ORLANDO, Fla. - Let all of us who grew up watching NASCAR hope and pray that the stories are true.
If NASCAR is, in fact, for sale then maybe our beloved-but-broken Great American Sport can be saved, after all.
Let's be honest, shall we? NASCAR is dying before our very eyes and the potential sale of it by the founding France family might be the only way to save it from going the way of horse racing.
Although the France ownership group is not confirming the recent Reuters report that the family is selling NASCAR; they're not denying it either. This is a good thing. The France family, particularly Chairman Brian France (the grandson of founding father Bill France Sr.) is taking the Thelma and Louise route and essentially driving NASCAR off of a cliff.
Even those within NASCAR's inner circle just roll their eyes when Brian France's name is mentioned. He is aloof, distant with fans and media and becoming less and less visible as the face of NASCAR. Sadly, he is considered an outsider in the sport his own family founded.
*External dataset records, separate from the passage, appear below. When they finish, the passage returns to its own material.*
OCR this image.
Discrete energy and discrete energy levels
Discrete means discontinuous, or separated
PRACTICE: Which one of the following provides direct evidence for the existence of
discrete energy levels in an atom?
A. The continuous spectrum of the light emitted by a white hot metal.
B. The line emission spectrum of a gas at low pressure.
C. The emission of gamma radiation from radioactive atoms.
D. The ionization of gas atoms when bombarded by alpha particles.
It certainly hasn't helped that so many popular drivers - Jeff Gordon, Dale Earnhardt Jr., Tony Stewart and Danica Patrick - have retired in recent years and left the sport to a current crop of drivers that don't exactly move the needle.
Fans are staying away from NASCAR tracks in record numbers, television viewers are tuning out NASCAR races in record numbers and corporate sponsors are bailing out on NASCAR drivers in record numbers. NASCAR's best hope for survival is for new blood, new ideas and a fresh, new start.
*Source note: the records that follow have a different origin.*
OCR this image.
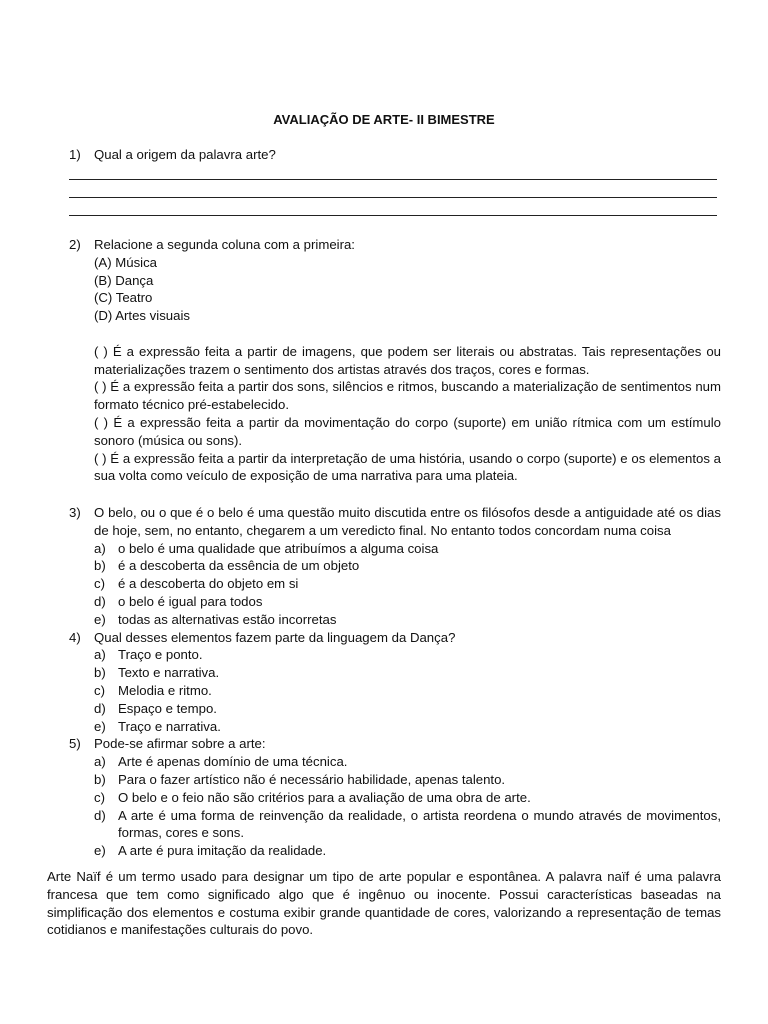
AVALIAÇÃO DE ARTE- II BIMESTRE
1) Qual a origem da palavra arte?
2) Relacione a segunda coluna com a primeira:
(A) Música
(B) Dança
(C) Teatro
(D) Artes visuais
( ) É a expressão feita a partir de imagens, que podem ser literais ou abstratas. Tais representações ou materializações trazem o sentimento dos artistas através dos traços, cores e formas.
( ) É a expressão feita a partir dos sons, silêncios e ritmos, buscando a materialização de sentimentos num formato técnico pré-estabelecido.
( ) É a expressão feita a partir da movimentação do corpo (suporte) em união rítmica com um estímulo sonoro (música ou sons).
( ) É a expressão feita a partir da interpretação de uma história, usando o corpo (suporte) e os elementos a sua volta como veículo de exposição de uma narrativa para uma plateia.
3) O belo, ou o que é o belo é uma questão muito discutida entre os filósofos desde a antiguidade até os dias de hoje, sem, no entanto, chegarem a um veredicto final. No entanto todos concordam numa coisa
a) o belo é uma qualidade que atribuímos a alguma coisa
b) é a descoberta da essência de um objeto
c) é a descoberta do objeto em si
d) o belo é igual para todos
e) todas as alternativas estão incorretas
4) Qual desses elementos fazem parte da linguagem da Dança?
a) Traço e ponto.
b) Texto e narrativa.
c) Melodia e ritmo.
d) Espaço e tempo.
e) Traço e narrativa.
5) Pode-se afirmar sobre a arte:
a) Arte é apenas domínio de uma técnica.
b) Para o fazer artístico não é necessário habilidade, apenas talento.
c) O belo e o feio não são critérios para a avaliação de uma obra de arte.
d) A arte é uma forma de reinvenção da realidade, o artista reordena o mundo através de movimentos, formas, cores e sons.
e) A arte é pura imitação da realidade.
Arte Naïf é um termo usado para designar um tipo de arte popular e espontânea. A palavra naïf é uma palavra francesa que tem como significado algo que é ingênuo ou inocente. Possui características baseadas na simplificação dos elementos e costuma exibir grande quantidade de cores, valorizando a representação de temas cotidianos e manifestações culturais do povo.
Perhaps more than any other sport in today's crowded entertainment landscape, NASCAR faces obstacles that are going to be difficult to overcome. NASCAR's season is too long, the races are too long and our attention span is too short. Ironically, a sport that is based on speed is becoming obsolete because it lasts too long. Almost every sport is trying to quicken the game-day experience, but this goal is difficult to attain for NASCAR.
Many sports fans simply aren't willing to invest the entire day (and sometimes night) it takes to attend a NASCAR race. By the time you drive to a track in a non-metropolitan area such as Darlington, Martinsville or Bristol, endure the traffic getting into the track, watch the race for four hours (without any weather delays), endure the traffic leaving the track and then drive home, you're talking about a 10- to 12-hour day.
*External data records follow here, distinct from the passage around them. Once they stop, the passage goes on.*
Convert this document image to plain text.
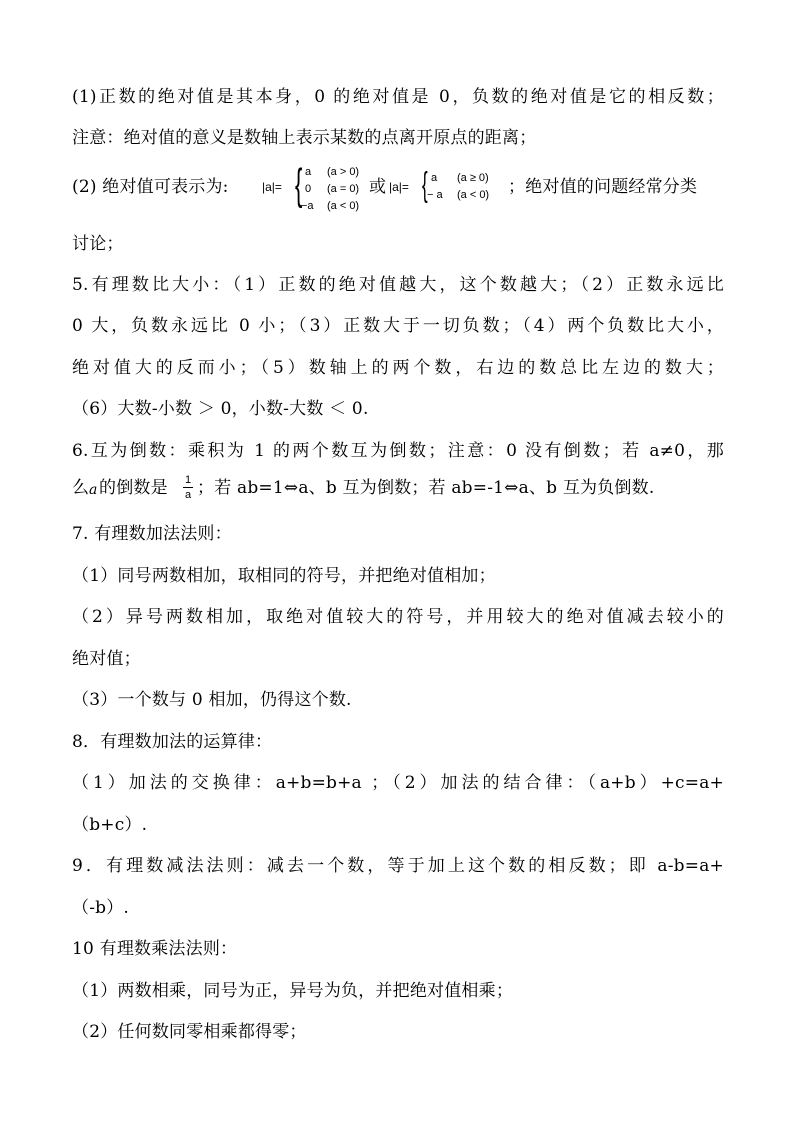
(1)正数的绝对值是其本身，0 的绝对值是 0，负数的绝对值是它的相反数；
注意：绝对值的意义是数轴上表示某数的点离开原点的距离；
(2) 绝对值可表示为:	|a|= { a (a > 0)
0 (a = 0)
−a (a < 0)
或 |a|= { a (a ≥ 0)
− a (a < 0) ；绝对值的问题经常分类
讨论；
5.有理数比大小：（1）正数的绝对值越大，这个数越大；（2）正数永远比
0 大，负数永远比 0 小；（3）正数大于一切负数；（4）两个负数比大小，
绝对值大的反而小；（5）数轴上的两个数，右边的数总比左边的数大；
（6）大数-小数 ＞ 0，小数-大数 ＜ 0.
6.互为倒数：乘积为 1 的两个数互为倒数；注意：0 没有倒数；若 a≠0，那
么 a 的倒数是 1
a ；若 ab=1⇔a、b 互为倒数；若 ab=-1⇔a、b 互为负倒数.
7. 有理数加法法则：
（1）同号两数相加，取相同的符号，并把绝对值相加；
（2）异号两数相加，取绝对值较大的符号，并用较大的绝对值减去较小的
绝对值；
（3）一个数与 0 相加，仍得这个数.
8．有理数加法的运算律：
（1）加法的交换律：a+b=b+a ；（2）加法的结合律：（a+b）+c=a+
（b+c）.
9．有理数减法法则：减去一个数，等于加上这个数的相反数；即 a-b=a+
（-b）.
10 有理数乘法法则：
（1）两数相乘，同号为正，异号为负，并把绝对值相乘；
（2）任何数同零相乘都得零；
Forbes did an article on NASCAR's woes and used a recent race in Richmond as an example of the massive decline in attendance. The Richmond race "drew a crowd estimated by news media at about 42,500 - not bad for stands that now seat about 50,000. But there used to be 112,000 seats at Richmond, which were filled for 33 Cup races in a row through 2008."
Translation: NASCAR cannot remove seats and downsize its track fast enough to keep up with the mass exodus of fans.
Alarmingly, NASCAR has lost more than half (54 percent) of its attendance in the last decade and the TV ratings are plummeting at an equally startling rate. A troubling example are the ratings from the most recent telecast from the Geico 500 in Talladega - one of NASCAR's most famous and prestigious tracks. According to Forbes figures, TV ratings for the Talladega race have plunged 30 percent in just two years.
Sadly, it's time for the old-school, grass-roots, family-owned business to give way to a new-age, cutting-edge, creatively innovative corporation. It's become clear that the creators of NASCAR are now overseeing the death of NASCAR.
If the France family truly wants to save their sport then the time has come for them to sell their sport.